Second, it is widely recognised now that one of the reasons healthcare professionals do not use computers is that IT people try to speak to them in a technical language they do not understand. IT suppliers have also failed to make an impression in terms which clinicians can easily relate to and there has been little incentive for them to get more interested in IT than absolutely necessary. Although declining, this is still a significant obstacle and remains one of the major challenges for 1999 and beyond.
Research shows that the fine detail of designing systems is given an undue level of importance in healthcare IT compared with the other key issues such as supporting collaboration and improving the quality of patient care. This is largely because clinicians are expected to concentrate on patient care, while IT people concentrate on IT. In between is a yawning gap down which many a 'failed' NHS system project has fallen. The question is, "Who is going to fill that gap - or are the parties eventually going to get on the same wavelength?" The answer has got to be the latter.
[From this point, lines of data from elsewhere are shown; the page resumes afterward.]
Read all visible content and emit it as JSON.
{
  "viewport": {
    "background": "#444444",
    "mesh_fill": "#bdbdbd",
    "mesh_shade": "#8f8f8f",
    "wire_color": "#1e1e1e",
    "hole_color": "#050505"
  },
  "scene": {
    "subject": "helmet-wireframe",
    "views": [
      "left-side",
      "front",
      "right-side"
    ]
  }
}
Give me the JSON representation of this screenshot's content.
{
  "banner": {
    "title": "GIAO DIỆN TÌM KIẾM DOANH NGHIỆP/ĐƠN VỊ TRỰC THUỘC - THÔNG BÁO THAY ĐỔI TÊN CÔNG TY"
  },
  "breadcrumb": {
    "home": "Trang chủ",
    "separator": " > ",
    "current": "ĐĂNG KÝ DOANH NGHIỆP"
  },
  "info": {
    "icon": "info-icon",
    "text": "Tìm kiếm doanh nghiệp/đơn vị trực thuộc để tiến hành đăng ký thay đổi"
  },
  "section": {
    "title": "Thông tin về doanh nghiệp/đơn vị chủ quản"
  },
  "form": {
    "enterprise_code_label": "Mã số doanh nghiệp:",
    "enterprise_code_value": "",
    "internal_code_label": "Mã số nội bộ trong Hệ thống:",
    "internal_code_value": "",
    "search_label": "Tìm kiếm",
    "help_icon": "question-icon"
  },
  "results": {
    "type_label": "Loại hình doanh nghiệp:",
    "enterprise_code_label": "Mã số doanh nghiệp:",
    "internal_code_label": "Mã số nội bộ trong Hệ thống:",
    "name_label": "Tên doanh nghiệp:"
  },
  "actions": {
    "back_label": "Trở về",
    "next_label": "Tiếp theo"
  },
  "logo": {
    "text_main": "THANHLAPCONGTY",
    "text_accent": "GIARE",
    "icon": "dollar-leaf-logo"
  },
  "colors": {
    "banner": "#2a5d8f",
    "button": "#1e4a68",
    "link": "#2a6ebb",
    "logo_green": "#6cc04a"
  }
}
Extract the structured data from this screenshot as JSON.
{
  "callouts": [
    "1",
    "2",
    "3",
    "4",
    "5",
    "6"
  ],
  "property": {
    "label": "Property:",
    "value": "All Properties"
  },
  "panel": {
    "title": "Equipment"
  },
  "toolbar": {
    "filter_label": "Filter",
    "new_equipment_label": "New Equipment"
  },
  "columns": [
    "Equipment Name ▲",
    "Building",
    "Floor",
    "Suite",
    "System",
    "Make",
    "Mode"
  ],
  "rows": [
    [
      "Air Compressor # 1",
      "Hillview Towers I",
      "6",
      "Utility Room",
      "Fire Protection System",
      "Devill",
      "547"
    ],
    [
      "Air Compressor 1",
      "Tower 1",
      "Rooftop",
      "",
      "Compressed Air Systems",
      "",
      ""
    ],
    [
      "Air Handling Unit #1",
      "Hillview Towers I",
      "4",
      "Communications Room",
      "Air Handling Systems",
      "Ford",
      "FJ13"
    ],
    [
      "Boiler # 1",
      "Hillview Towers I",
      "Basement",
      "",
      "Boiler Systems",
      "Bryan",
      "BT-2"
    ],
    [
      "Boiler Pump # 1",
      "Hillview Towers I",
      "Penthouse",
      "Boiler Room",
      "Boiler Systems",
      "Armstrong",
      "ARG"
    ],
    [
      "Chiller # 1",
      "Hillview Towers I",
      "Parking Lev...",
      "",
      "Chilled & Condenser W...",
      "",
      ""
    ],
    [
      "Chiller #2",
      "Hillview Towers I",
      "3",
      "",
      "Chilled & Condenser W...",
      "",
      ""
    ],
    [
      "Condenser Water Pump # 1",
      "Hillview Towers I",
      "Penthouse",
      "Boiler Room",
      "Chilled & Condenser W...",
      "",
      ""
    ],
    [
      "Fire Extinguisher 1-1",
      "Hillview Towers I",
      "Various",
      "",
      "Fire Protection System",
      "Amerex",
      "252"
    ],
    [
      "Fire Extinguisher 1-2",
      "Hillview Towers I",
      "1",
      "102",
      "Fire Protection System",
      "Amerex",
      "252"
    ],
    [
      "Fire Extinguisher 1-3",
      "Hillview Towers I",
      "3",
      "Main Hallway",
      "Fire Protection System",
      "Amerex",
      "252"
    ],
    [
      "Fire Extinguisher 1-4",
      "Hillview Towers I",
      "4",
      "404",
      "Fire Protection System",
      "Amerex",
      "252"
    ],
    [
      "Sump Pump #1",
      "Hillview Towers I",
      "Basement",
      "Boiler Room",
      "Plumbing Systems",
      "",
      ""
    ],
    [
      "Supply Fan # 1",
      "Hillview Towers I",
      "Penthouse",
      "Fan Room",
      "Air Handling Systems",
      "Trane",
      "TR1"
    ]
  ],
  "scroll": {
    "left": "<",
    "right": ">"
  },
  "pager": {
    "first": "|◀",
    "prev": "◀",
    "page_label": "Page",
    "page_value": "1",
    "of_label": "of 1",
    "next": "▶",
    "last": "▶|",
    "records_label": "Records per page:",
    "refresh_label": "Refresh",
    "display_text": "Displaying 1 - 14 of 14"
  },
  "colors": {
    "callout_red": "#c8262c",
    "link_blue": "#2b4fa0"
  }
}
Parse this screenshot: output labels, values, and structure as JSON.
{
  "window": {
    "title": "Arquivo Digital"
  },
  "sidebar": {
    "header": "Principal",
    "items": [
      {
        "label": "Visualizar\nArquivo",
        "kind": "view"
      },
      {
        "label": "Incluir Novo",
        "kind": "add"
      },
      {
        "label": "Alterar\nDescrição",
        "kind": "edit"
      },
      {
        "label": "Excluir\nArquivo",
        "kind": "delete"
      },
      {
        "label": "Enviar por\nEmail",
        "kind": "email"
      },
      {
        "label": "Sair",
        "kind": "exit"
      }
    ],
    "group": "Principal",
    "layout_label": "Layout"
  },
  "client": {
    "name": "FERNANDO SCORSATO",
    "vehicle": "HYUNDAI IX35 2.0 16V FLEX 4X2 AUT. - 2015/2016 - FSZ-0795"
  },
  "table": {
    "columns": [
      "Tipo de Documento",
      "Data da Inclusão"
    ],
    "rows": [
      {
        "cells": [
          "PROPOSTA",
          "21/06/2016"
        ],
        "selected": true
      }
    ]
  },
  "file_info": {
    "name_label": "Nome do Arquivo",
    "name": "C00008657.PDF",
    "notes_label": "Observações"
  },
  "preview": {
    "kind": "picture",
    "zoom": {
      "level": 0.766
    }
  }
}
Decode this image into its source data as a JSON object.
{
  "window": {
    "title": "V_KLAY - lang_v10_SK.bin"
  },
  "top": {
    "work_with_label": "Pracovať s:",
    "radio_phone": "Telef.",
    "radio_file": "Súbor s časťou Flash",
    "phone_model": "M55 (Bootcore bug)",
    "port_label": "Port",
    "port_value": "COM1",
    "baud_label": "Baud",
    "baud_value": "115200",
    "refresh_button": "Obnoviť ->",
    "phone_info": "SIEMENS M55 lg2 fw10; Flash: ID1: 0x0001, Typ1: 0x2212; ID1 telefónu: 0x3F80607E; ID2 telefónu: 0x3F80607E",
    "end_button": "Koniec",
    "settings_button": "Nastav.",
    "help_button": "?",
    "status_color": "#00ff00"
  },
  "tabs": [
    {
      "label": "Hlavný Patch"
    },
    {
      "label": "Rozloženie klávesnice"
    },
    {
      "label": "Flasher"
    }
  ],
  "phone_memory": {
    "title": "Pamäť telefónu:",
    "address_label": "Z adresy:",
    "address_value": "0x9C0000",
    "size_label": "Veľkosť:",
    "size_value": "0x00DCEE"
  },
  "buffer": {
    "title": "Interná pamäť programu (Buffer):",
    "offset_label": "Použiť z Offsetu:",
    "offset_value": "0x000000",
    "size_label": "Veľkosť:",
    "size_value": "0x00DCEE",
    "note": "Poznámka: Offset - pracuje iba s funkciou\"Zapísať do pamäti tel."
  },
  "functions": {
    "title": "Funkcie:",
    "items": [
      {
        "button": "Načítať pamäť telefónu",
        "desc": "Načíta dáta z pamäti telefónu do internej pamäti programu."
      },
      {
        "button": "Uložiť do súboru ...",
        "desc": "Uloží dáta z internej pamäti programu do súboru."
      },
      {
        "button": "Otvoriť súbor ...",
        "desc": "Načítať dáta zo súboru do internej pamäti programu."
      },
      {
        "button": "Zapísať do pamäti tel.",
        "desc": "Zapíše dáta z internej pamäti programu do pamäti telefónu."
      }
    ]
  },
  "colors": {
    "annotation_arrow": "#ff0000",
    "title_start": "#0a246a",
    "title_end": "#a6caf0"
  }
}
See what is over the horizon
Incentives for making better use of IT will not come from IT practitioners alone. They will come from pressures of all sorts bearing down on the healthcare system as a whole. Among these are growing consumer expectations, increasing risks of litigation and better informed patients. Together with political pressures and technological advances, these will be the driving forces for changes in the future. The trick in keeping up with change is for everyone to see it coming and anticipate its effects. It is in this particular area that a great deal more can be done to advance the cause of IT in healthcare.
IT managers and clinicians in the NHS are typically too busy dealing with day to day details to look above the parapet and see what is looming over the healthcare horizon. Yet this is exactly what is needed to forge real IM&T strategies that will meet future needs. In the four years that we have been writing this column, we have tried consistently to promote such a 'view from the bridge' and encourage a strategic vision of healthcare IM&T developments in the NHS. It is now time to hand over to you, our readers. Good luck for 1999 - and best wishes for a brave new millennium.